You may have been told not to get too close to the people you supervise because it undermines your authority and makes it harder for you to make your employees do what you want them to do. This old-style management philosophy is now officially obsolete. Using raw authority to make employees do what you want them to do is out. Instead, you should involve employees in decision-making and get them engaged in their jobs. When you do that, they want to achieve the goals that you set together.

You may not be inviting your employees to your house for the holidays, but there’s nothing wrong with getting to know them as people. In fact, you stand to gain a lot by having normal relationships with your employees. These benefits may include increased levels of trust and loyalty, better communication, and higher performance.

Learn how to delegate

Delegation is the most powerful tool at the disposal of any manager — it’s the way managers get work done. Delegation is a win-win activity. When you delegate, others do much of the day-to-day work of the organization, freeing you up to manage, plan, and take on more complex work, with the potential for earning a higher salary. As your employees develop a broader range of skills, they’ll be ready to move up with you. This partnership builds trust, enhances your career potential, and improves the health of your organization.

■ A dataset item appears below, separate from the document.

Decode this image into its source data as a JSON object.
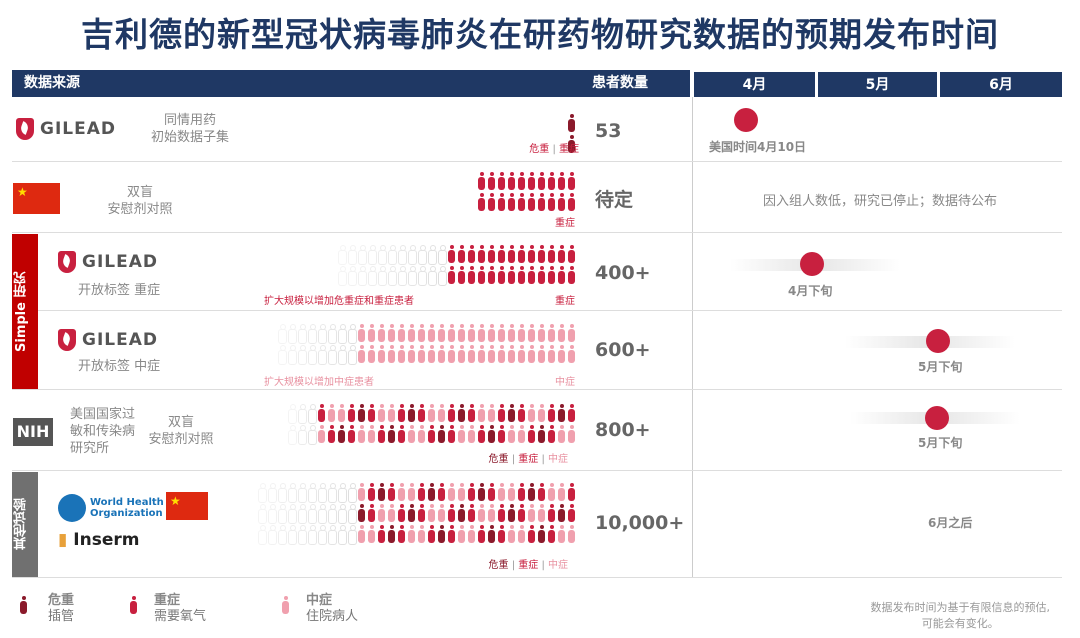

Effective delegating involves more than asking someone to do something. It includes mutual consultation and agreement between the manager and team members. Solicit team members’ reactions and ideas, thereby bringing trust, support, and open communication to the process.

Encourage teamwork

Smart managers realize that they can get far more out of their organizations when employees cooperate with one another than if they compete against one another. Many tasks now get done through teamwork, and organizations are changing the way they do business. Organizations no longer measure employees only by their individual contributions; they also take into account how effective employees are as contributing members of their work teams.

As a manager, you want to encourage teamwork in your organization. Carefully assess work assignments and decide whether it makes more sense to assign them to individuals or to teams of employees. Reward your employees when they exhibit good teamwork skills — every business needs more of these skills.

Communicate, communicate, communicate

Good managers are skilled at communicating with their employees, and they do it often and through every means at their disposal. As a new manager, set aside some time each day to communicate with your employees.

Walk through the work area to casually meet with employees and discuss current projects or customers. Keep in touch with employees through e-mail messages or telephone calls. Have regular staff meetings to discuss current opportunities and issues and to keep employees updated on the latest company happenings. Create a department blog or Facebook fan page to enable discussions within your organization. Overcommunicating is definitely better than undercommunicating.

Be a coach

A good coach helps employees perform at a higher level, in the same way that a baseball, football, or soccer coach helps athletes perform at a higher level. Coaches in business do this by offering advice on how to perform better, giving valuable feedback, and supporting the people they coach. They help employees gain confidence, and they applaud their efforts when employees make progress toward completing a goal.

As a manager, you’re in the perfect position to coach the people in your department or other organizational unit. Let them see that you’re a human being; if you’re approachable (and not perceived as perfect), your employees will find you more genuine, resulting in a better working relationship.